Turning to the merits of the class action claims, the High Court held that the rate GEICO charged the plaintiff in its case was the same rate that would have been charged even if the insured’s credit report had not been reviewed. Safeco, at 18. Accordingly, as a matter of law GEICO was not required to give notice of an adverse action because no adverse action occurred. Id. As to the merits of the class action claims against Safeco, the Supreme Court held that even if the company had violated the FCRA it did not do so “recklessly” because it believed in good faith that § 1681m(a) did not apply to first-time purchasers. Id. The Supreme Court explained the test for “recklessness” at page 19 as “action entailing ‘an unjustifiably high risk of harm that is either known or so obvious that it should have been known,’” (citations omitted), and further explained that “[i]t is this risk of harm, objectively assessed, that is the essence of recklessness at common law,” id. (citation omitted). The Court summarized its holding as follows:
[A] company subject to FCRA does not act in reckless disregard of it unless the action is not only a violation under a reasonable reading of the statute’s terms, but shows that the company ran a risk of violating the law substantially greater than the risk associated with a reading that was merely careless.

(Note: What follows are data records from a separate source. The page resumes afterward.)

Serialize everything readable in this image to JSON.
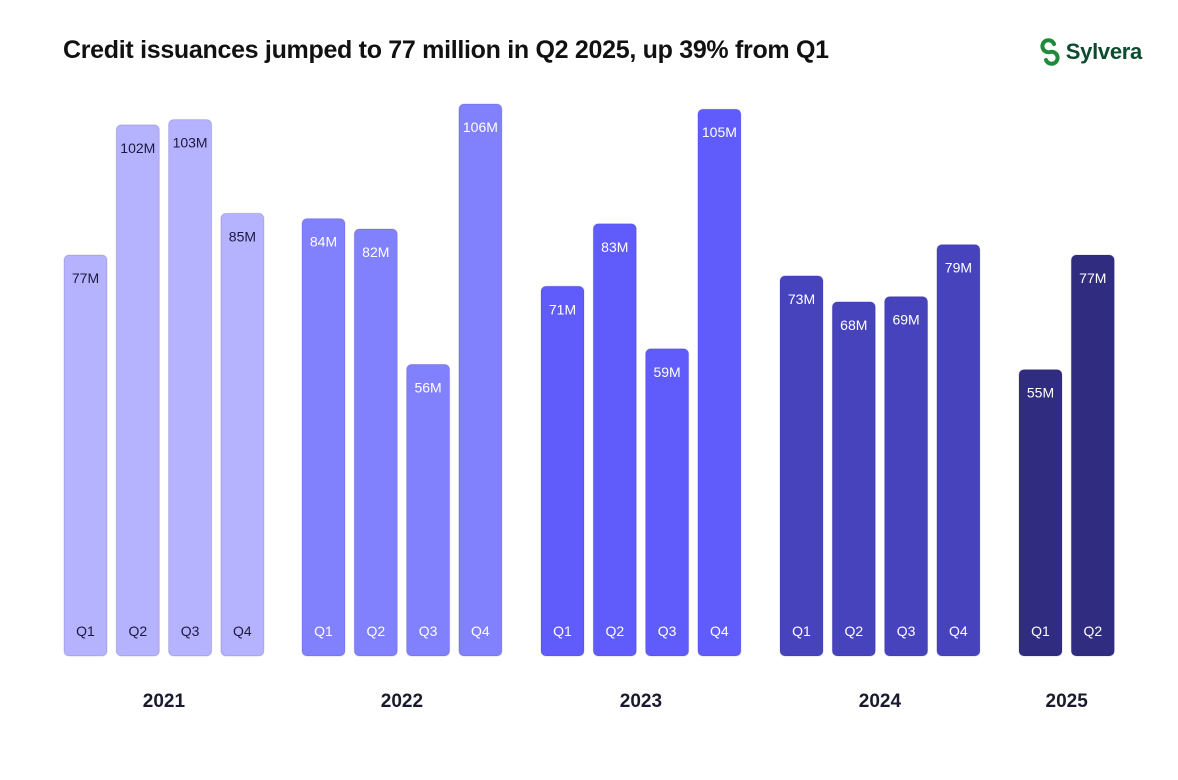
{
  "brand": {
    "name": "Sylvera",
    "logo_icon": "sylvera-s-logo-icon",
    "logo_color": "#1f8a3c"
  },
  "chart_data": {
    "type": "bar",
    "title": "Credit issuances jumped to 77 million in Q2 2025, up 39% from Q1",
    "xlabel": "",
    "ylabel": "",
    "ylim": [
      0,
      106
    ],
    "grid": false,
    "groups": [
      {
        "year": "2021",
        "color": "#b5b3fd",
        "label_color": "#1a1a40",
        "bars": [
          {
            "quarter": "Q1",
            "value": 77,
            "label": "77M"
          },
          {
            "quarter": "Q2",
            "value": 102,
            "label": "102M"
          },
          {
            "quarter": "Q3",
            "value": 103,
            "label": "103M"
          },
          {
            "quarter": "Q4",
            "value": 85,
            "label": "85M"
          }
        ]
      },
      {
        "year": "2022",
        "color": "#8180fd",
        "label_color": "#ffffff",
        "bars": [
          {
            "quarter": "Q1",
            "value": 84,
            "label": "84M"
          },
          {
            "quarter": "Q2",
            "value": 82,
            "label": "82M"
          },
          {
            "quarter": "Q3",
            "value": 56,
            "label": "56M"
          },
          {
            "quarter": "Q4",
            "value": 106,
            "label": "106M"
          }
        ]
      },
      {
        "year": "2023",
        "color": "#5f5cfb",
        "label_color": "#ffffff",
        "bars": [
          {
            "quarter": "Q1",
            "value": 71,
            "label": "71M"
          },
          {
            "quarter": "Q2",
            "value": 83,
            "label": "83M"
          },
          {
            "quarter": "Q3",
            "value": 59,
            "label": "59M"
          },
          {
            "quarter": "Q4",
            "value": 105,
            "label": "105M"
          }
        ]
      },
      {
        "year": "2024",
        "color": "#4643bd",
        "label_color": "#ffffff",
        "bars": [
          {
            "quarter": "Q1",
            "value": 73,
            "label": "73M"
          },
          {
            "quarter": "Q2",
            "value": 68,
            "label": "68M"
          },
          {
            "quarter": "Q3",
            "value": 69,
            "label": "69M"
          },
          {
            "quarter": "Q4",
            "value": 79,
            "label": "79M"
          }
        ]
      },
      {
        "year": "2025",
        "color": "#302c80",
        "label_color": "#ffffff",
        "bars": [
          {
            "quarter": "Q1",
            "value": 55,
            "label": "55M"
          },
          {
            "quarter": "Q2",
            "value": 77,
            "label": "77M"
          }
        ]
      }
    ]
  }
}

On the facts of this case, the Supreme Court held that Safeco did not act recklessly within the meaning of the FCRA, and accordingly Safeco was entitled to judgment. Id., at 19-20. The Ninth Circuit should not have remanded the class action complaints to the district court because both GEICO and Safeco were entitled to judgment as a matter of law. Id., at 21.
NOTE: The Supreme Court held that the FCRA does not require “hypernotification”: “Once a consumer learned that his credit report led the insurer to charge more, he has no need to be told over again with each renewal if his rate has not changed.” Safeco, at 17.